Par ailleurs, la stabilité et des innovations restreintes caractérisent la société traditionnelle où la productivité limitée légitime les institutions dominantes. Dès lors, le pouvoir institutionnel domine les forces productives. Toutefois le capitalisme ébranle cette prééminence du pouvoir institutionnel. Par la croissance économique continue, l’industrialisation, les activités rationnelles remettent en cause les visions mythiques et religieuses du monde. Les sociétés engagées dans un processus de modernisation répondent de la sorte aux problèmes de l’humanité comme la vie en collectivité et la destinée individuelle. Les thèmes en sont la justice, la liberté, la violence, l’oppression, la misère et la mort. Cette confrontation signifie la fin de la légitimation de la domination traditionnelle et donc des sociétés traditionnelles. La domination ne descend plus du Ciel, mais s’établit grâce au système social où l’échange de marchandises et le marché obligent ceux qui en sont dépourvus à vendre leur force de travail. Les institutions de la société moderne sont plus économiques que politiques. Les légitimations traditionnelles de la domination sont non seulement fragilisées, mais remplacées par des revendications à caractère scientifique. La science moderne assume un rôle spécifique qui, depuis Galilée, propose un système de références méthodologique et un savoir techniquement utilisable.
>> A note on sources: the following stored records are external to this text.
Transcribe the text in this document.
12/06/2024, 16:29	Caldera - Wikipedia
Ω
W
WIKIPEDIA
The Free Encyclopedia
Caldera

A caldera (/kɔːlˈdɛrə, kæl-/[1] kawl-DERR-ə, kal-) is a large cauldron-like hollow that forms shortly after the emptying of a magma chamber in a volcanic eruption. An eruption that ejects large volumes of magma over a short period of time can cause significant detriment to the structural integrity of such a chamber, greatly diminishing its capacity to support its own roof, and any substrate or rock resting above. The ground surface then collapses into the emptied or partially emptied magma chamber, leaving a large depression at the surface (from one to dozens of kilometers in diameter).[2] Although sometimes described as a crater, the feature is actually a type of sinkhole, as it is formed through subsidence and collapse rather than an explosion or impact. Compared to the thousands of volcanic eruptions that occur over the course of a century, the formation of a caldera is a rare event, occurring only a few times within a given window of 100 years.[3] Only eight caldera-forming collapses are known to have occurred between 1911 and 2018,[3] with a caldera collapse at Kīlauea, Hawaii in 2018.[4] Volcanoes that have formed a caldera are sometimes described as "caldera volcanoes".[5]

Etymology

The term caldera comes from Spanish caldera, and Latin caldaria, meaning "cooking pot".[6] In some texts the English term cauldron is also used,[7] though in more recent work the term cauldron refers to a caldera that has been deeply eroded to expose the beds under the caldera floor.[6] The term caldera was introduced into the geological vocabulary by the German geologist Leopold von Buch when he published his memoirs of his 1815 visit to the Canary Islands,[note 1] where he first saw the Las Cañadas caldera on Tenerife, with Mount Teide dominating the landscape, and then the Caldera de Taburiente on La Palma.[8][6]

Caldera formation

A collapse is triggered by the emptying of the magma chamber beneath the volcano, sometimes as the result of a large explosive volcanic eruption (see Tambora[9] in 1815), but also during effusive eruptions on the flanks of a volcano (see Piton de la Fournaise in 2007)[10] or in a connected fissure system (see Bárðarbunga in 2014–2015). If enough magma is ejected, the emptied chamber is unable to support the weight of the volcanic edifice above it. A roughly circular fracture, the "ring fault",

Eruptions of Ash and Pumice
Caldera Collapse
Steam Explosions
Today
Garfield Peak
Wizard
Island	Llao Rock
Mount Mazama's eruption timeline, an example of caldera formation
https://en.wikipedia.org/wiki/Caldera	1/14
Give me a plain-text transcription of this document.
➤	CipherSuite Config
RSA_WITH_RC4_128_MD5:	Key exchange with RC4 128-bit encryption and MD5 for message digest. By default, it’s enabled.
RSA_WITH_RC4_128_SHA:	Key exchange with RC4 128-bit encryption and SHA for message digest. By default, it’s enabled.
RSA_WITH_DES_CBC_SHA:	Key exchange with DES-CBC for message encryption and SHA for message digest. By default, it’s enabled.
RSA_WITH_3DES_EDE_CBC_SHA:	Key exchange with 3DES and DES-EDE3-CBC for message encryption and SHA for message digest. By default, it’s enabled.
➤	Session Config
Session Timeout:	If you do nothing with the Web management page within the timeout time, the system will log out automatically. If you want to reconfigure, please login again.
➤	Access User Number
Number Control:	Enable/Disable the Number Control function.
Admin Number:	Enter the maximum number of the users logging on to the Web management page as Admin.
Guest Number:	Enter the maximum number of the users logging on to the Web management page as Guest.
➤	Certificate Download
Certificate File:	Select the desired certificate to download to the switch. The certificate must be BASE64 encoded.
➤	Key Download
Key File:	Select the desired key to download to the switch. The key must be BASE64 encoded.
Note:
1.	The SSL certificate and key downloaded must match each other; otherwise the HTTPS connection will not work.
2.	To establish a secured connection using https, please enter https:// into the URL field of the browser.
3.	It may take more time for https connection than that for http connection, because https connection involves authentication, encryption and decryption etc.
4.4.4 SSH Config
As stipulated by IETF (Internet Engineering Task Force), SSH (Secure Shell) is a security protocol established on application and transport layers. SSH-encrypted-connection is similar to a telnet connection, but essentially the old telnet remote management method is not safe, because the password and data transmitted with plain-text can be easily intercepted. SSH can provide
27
De la dépolitisation des masses
Le cinquième chapitre commence par une étude de l’interprétation marxiste des rapports de production. Marx remettait en cause l’illusion de la liberté donnée par le libre contrat de travail faisant apparaître en plein jour la violence sociale du travail salarié. Marcuse en déduit que depuis la fin du XIXe siècle deux tendances s’imposent : d’une part l’accroissement des activités interventionnistes de l’État, et d’autre part, une interdépendance de la recherche et de la technique qui fait que la science représente la force productive la plus importante. Selon Habermas, Marcuse permet de comprendre pourquoi la science et la technique assument la fonction de légitimation de la domination. Puisque les formes de domination des sociétés pré-bourgeoises (religions, traditions, obéissance sans discussion) cèdent la place à l’émancipation bourgeoise avec le suffrage universel, l’idéologie du libre-échange cède apparemment la place à un programme de remplacement où l’État compense les dysfonctionnements du libre-échange par la stabilité, l’assurance de la sécurité sur le plan social, du bien-être et de la promotion individuelle11. C’est le prix à payer pour que les masses soient fidélisées. Il faut donc que ces dernières se dépolitisent, Habermas revisitant Marcuse, soutient que la science et la technique tiennent un rôle primordial dans cette dépolitisation des masses.
Progrès scientifique
Le sixième chapitre montre la tendance d’un capitalisme avancé à imposer la scientifisation de la technique pour accroître la productivité du travail. Le développement technique interagit avec les progrès des sciences modernes. La recherche industrielle à grande échelle est couplée avec la recherche scientifique et les commandes de l’État favorisent les progrès scientifiques dans le domaine militaire. Le progrès scientifique devient en lui-même une source indépendante de plus-value. Le progrès autonome de la science et de la technique devient la variable la plus importante de la croissance économique. Dès lors, une illusion apparaît et prend force, celle d’une dynamique immanente du progrès produisant des contraintes objectives auxquelles le politique doit répondre. Habermas pense que c’est une véritable idéologie et qu’ainsi la science et la technique permettent de légitimer le pouvoir d’une véritable technocratie.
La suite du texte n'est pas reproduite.